Even though I stopped only twice for snacks of peanuts, apples, and cookies, not stopping for even a single photo, I still did not finish the ride, but only just over half, quitting at Checkpoint at 100 kms. or so. I am just too slow. It was an easy ride but I was averaging only about 20 kph, I had already ridden more than 5 hours and would almost certainly need another 5 to finish. Other riders there who were quitting convinced me I would be foolish to continue because I would have to be sagged eventually anyway and I would be very late into camp. I knew they were right and I was already tired so I gave in. Probably the hardest thing about this trip for me is realizing and accepting my own limitations. My body is not as ambitious as my mind! “Better to have tried and failed than to not have tried at all.” (Who said that?) Many people found other ways to get to Carcassonne, put off by the many miles, and I feel sorry for them because they missed the best ride of Odyssey 2000 to date.
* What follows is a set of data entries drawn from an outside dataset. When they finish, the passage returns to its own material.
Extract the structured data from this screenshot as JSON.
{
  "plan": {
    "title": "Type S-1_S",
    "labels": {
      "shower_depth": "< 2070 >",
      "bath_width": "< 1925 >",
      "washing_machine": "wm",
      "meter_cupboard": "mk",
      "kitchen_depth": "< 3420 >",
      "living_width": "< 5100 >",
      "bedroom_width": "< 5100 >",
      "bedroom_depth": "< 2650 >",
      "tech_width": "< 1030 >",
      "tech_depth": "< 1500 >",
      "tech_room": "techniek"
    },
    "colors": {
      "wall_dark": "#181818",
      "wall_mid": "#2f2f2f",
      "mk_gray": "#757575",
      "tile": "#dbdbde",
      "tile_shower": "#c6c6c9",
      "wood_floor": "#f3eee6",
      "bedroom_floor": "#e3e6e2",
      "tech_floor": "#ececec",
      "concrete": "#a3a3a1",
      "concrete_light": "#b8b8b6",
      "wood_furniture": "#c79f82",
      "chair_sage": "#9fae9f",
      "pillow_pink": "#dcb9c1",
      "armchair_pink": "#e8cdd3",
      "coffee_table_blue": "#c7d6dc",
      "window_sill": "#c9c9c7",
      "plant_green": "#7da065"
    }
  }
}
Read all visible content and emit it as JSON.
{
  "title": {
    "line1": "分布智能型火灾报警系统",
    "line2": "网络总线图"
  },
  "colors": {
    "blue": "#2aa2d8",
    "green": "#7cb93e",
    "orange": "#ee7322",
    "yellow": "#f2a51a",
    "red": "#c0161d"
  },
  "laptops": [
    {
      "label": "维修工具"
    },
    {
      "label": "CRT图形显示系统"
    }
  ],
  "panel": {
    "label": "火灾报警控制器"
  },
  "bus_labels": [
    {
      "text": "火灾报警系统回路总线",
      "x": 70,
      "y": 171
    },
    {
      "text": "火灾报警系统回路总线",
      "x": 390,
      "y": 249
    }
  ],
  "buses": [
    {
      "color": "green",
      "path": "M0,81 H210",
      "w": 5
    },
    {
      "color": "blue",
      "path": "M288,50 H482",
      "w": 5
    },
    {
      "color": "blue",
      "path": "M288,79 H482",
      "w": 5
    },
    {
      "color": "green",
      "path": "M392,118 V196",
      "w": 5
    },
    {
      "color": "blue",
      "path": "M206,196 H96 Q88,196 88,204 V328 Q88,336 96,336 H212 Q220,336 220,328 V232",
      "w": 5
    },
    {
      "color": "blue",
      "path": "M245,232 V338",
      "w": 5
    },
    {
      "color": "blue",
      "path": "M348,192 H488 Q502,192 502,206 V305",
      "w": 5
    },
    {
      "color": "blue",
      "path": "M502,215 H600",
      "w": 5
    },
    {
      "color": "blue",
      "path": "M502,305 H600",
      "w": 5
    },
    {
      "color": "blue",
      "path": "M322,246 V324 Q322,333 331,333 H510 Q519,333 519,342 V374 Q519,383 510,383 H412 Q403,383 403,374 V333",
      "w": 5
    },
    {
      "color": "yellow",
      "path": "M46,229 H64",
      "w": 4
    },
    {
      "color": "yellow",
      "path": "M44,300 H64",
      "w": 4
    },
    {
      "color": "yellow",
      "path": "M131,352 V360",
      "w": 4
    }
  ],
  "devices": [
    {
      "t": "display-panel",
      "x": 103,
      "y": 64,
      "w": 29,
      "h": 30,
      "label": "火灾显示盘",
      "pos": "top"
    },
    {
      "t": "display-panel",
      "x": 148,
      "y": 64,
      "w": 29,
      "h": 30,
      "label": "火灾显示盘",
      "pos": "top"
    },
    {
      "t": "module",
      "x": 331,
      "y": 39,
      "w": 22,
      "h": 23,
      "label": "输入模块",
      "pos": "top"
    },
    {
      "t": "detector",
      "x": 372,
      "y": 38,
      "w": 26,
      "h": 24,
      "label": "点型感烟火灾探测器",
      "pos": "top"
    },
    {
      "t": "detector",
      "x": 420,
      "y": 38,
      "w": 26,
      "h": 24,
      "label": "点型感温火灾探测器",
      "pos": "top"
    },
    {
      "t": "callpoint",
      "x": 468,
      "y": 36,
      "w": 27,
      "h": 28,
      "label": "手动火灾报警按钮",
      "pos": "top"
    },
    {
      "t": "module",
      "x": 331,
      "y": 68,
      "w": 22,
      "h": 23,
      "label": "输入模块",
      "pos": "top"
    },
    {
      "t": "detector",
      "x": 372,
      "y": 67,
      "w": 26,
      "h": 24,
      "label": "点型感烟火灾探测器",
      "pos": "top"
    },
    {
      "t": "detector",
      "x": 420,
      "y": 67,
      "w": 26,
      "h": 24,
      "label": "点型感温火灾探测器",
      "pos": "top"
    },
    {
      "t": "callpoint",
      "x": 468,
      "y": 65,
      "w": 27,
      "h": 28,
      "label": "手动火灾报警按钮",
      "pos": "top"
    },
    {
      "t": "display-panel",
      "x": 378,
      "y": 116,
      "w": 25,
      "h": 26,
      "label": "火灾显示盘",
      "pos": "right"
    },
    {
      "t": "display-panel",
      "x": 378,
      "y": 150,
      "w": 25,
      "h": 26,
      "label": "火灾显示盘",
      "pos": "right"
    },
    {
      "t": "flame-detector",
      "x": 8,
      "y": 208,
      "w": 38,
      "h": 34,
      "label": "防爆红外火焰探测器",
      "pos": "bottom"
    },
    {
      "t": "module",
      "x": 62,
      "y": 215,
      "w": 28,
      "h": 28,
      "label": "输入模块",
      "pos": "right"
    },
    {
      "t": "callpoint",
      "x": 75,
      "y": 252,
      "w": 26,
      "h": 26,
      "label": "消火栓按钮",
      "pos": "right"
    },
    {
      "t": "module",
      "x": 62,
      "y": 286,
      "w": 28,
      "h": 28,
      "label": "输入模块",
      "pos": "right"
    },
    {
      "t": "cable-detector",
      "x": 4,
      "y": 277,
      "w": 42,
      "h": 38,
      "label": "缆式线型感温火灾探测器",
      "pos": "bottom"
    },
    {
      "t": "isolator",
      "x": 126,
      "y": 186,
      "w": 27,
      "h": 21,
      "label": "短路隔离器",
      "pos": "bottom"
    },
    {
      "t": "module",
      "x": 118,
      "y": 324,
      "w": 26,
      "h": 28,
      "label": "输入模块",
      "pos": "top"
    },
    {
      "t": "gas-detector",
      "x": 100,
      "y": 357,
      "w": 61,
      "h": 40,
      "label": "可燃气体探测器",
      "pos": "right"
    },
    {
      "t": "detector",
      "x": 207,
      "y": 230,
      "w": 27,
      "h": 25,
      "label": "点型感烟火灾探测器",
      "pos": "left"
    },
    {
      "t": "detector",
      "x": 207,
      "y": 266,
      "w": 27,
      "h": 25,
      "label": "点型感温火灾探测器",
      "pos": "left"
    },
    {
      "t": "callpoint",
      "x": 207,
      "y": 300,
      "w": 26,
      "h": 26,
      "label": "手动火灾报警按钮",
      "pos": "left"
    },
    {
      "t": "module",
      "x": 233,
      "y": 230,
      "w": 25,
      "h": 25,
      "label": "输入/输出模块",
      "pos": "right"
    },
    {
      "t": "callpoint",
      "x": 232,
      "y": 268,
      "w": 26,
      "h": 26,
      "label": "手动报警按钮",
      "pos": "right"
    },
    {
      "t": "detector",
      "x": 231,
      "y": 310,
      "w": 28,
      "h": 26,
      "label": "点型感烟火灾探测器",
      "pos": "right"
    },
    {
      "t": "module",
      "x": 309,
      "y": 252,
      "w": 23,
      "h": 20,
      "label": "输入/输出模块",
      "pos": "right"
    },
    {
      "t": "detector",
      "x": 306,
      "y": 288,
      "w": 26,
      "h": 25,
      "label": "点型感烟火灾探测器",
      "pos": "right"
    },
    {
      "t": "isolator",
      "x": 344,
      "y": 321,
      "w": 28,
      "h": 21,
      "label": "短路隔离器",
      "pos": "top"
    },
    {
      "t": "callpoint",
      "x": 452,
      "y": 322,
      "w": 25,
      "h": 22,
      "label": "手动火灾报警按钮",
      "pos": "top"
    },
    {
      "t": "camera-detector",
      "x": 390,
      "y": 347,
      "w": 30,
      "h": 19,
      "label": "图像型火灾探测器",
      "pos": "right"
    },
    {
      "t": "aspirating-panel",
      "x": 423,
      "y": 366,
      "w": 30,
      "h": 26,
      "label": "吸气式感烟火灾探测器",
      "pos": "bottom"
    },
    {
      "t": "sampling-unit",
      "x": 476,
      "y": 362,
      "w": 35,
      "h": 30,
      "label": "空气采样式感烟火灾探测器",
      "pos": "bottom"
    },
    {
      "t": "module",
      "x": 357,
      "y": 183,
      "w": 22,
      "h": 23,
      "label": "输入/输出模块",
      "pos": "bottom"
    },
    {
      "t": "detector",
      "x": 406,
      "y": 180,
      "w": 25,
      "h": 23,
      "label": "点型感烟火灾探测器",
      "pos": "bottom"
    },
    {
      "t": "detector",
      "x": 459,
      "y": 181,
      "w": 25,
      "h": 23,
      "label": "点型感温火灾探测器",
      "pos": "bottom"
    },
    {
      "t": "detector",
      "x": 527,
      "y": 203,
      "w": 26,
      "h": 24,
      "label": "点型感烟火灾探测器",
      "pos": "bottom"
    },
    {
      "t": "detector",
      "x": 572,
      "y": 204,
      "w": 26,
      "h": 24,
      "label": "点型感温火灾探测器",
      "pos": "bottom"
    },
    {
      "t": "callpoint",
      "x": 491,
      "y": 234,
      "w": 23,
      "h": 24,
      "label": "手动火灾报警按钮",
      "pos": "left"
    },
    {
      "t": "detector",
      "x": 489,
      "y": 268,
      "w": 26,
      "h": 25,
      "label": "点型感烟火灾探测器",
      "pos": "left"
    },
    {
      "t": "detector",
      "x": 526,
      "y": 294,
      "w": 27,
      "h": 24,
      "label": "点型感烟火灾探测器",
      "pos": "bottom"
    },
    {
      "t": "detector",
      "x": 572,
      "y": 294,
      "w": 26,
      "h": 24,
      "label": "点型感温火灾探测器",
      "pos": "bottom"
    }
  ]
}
Our campground is Camping de la Cite, a perfect tenting campground with grass for thousands of tents and hedges providing wind breaks and privacy. It is within walking distance of both the old city and the modern Carcassonne. I picked the perfect spot for my tent, under a big cottonwood tree and next to a hedge with white daisies in the grass, but the fluffy cotton blows into my tent when I unzip the door. Tomorrow is a layover day. I am feeling much better and having fun.